HR manager’s use of LinkedIn prompts constructive dismissal case

How well do you understand the use and reach of Linkedin? While we endorse the use of Linkedin to help you network, look for jobs and be found, the site is very public being easily found online with little effort. You need to have a good scour around your settings and profile so you are content with what you are telling a big adudience about yourself. Have you got the box ticked for “career opportunities”?

We ask because recently an HR professional was disciplined over information he posted on his LinkedIn profile has claimed constructive dismissal.  He was accused of using  data on his CV uploaded to the social networking site showing how he had reduced the company’s attrition rates and that it was not for public consumption. He was said to have  breached their new social media policy by ticking a box suggesting he was interested in other “career opportunities”.

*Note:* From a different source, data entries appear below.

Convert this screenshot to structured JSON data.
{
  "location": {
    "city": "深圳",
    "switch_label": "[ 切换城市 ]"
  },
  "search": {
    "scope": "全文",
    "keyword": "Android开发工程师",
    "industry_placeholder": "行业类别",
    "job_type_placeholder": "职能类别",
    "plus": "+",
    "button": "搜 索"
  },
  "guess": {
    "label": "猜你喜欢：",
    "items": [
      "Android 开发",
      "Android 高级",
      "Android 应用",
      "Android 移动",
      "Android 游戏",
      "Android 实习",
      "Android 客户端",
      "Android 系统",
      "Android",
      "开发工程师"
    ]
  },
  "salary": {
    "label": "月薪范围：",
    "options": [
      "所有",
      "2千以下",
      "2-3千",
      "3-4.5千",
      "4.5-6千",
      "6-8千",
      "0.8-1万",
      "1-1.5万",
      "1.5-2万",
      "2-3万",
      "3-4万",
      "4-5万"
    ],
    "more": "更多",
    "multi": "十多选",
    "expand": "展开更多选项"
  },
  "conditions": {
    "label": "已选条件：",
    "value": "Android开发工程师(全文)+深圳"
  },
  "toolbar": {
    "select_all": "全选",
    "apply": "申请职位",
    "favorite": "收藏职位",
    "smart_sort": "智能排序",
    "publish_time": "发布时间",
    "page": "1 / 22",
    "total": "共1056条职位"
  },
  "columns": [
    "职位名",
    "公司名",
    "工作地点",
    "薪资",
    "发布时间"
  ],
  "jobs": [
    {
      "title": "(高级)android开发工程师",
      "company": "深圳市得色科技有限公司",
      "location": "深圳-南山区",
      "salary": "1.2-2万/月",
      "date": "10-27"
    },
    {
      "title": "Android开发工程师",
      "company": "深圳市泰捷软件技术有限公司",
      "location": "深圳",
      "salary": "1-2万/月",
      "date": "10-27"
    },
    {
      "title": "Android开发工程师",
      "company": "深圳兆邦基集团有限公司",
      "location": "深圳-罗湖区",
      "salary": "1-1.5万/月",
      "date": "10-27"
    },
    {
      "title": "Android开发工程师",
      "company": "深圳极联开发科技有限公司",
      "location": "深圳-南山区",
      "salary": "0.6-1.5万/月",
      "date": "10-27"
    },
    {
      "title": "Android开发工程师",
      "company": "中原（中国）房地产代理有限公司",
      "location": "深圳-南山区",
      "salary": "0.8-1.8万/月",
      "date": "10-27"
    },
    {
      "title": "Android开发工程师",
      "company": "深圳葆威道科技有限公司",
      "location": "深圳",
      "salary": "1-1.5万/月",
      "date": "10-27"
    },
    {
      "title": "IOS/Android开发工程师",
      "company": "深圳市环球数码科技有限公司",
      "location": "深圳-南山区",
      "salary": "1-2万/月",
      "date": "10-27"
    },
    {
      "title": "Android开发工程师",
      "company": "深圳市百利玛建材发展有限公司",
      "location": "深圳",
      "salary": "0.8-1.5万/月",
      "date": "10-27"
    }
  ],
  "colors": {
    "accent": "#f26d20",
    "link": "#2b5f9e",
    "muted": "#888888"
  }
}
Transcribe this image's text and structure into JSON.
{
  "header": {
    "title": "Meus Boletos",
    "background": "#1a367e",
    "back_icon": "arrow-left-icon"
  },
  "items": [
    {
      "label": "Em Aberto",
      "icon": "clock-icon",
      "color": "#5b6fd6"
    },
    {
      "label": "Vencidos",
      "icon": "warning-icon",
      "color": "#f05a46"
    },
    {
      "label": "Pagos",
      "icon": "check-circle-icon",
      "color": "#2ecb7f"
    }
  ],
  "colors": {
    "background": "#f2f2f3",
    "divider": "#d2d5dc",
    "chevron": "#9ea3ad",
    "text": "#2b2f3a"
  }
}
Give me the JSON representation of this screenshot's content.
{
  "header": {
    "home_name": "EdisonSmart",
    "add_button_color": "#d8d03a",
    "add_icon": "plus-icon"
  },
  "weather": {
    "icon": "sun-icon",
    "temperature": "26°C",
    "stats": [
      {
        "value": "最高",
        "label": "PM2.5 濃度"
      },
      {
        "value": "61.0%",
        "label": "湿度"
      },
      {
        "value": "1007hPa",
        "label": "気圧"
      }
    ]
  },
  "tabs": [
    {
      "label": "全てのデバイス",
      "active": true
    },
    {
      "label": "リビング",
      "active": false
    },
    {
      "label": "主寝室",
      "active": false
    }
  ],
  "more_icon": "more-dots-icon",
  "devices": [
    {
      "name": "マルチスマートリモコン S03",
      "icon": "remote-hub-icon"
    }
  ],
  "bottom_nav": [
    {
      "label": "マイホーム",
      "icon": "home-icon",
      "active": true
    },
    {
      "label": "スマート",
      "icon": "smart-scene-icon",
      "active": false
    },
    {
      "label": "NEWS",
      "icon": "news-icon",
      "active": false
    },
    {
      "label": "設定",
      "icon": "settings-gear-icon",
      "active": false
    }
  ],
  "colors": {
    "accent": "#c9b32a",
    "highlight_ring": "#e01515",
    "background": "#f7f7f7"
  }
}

His employer told him to remove this information and brought disciplinary proceedings against him for inappropriate use of social media. A senior resourcing and development manager told an employment tribunal  that the information he had posted was not confidential as it was available in the firm’s annual report. He also argued that 21 of his colleagues, including the employee managing the disciplinary process, had ticked the “career opportunities” box, but had not been disciplined. He was told me to remove from my profile all information regarding his employer except for job titles and dates. He did not think this was reasonable.

The case, which is ongoing, raises fundamental questions about the limits of social media in the workplace. Does your employer have a social media policy – worth checking. If you import your CV to build your profile, will you be in hot water for using confidential information.